Just this past week, I was deeply moved by the story of medical teams working for the UN’s World Health Organization, their efforts to eradicate polio, and of their work to staunch an outbreak of that dread disease in Syrian refugee camps. This is a concrete example of what the UN does best and how it has, for decades now, contributed to building a sense of world community and advocating of the well-being of all.

So in closing, again, I want to thank the members of the Vancouver Branch of the UN Association of Canada, and extend our heartfelt congratulations to Ms.
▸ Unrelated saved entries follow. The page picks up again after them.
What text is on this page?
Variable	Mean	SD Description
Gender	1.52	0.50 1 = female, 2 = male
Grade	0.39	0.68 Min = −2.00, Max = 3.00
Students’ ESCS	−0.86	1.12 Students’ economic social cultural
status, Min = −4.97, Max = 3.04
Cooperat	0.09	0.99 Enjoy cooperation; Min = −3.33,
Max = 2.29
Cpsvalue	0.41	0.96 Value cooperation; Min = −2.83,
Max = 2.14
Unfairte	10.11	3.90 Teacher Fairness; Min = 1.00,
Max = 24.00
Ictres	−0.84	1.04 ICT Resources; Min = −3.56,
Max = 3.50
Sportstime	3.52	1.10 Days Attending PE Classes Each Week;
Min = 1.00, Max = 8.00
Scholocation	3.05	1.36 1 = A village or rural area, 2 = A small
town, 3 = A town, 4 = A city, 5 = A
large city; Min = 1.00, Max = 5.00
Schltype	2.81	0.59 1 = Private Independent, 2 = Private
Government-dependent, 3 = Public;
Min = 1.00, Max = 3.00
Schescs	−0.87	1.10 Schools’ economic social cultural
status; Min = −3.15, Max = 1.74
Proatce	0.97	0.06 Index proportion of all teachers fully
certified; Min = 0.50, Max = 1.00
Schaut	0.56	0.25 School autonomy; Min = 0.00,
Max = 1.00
Vaisey on receiving this year’s John Gibbard Memorial Award.

 

2013 John Gibbard Award presented to Saskia Vaisey

unacto1It was with great pleasure that the United Nations Association of Canada – Vancouver presented Saskia Vaisey with the 2013 John Gibbard Memorial Award today, Sunday November 3rd,  at the Vancouver Unitarian Church.

Saskia Vaisey, a first year university student earned the award for her work in promoting environmental awareness on a local and global level.   Amongst her many accomplishments was completing an endurance marathon in Botswana while raising awareness of water shortages in developing countries.  This past summer, Saskia also cycled 1700 km to Inuvik in order to raise awareness about climate change and promote connections between youth in the North and South of Canada.

IMGP8496In her acceptance speech, Saskia spoke about the need for all of us to take risks in order to make the world a better place.   She gave detailed examples of how each of the challenges she has undertaken started out seeming impossible, but were indeed possible with devotion and determination.   It was a fine parallel for the immense challenges faced by the United Nations in 2013 and her speech was a beacon of hope for the future.  Reverend Steven Epperson picked up on Saskia’s theme and spoke about the need for Canada to use the United Nations as a forum to make a positive difference in the world.

John Gibbard was a member of the Unitarian congregation, and a long-time devotee to promoting the ideals of the United Nations.    The John Gibbard Memorial Award is given annually to a young student or group of young people from the Lower Mainland who demonstrate dedication and commitment in working for a better world.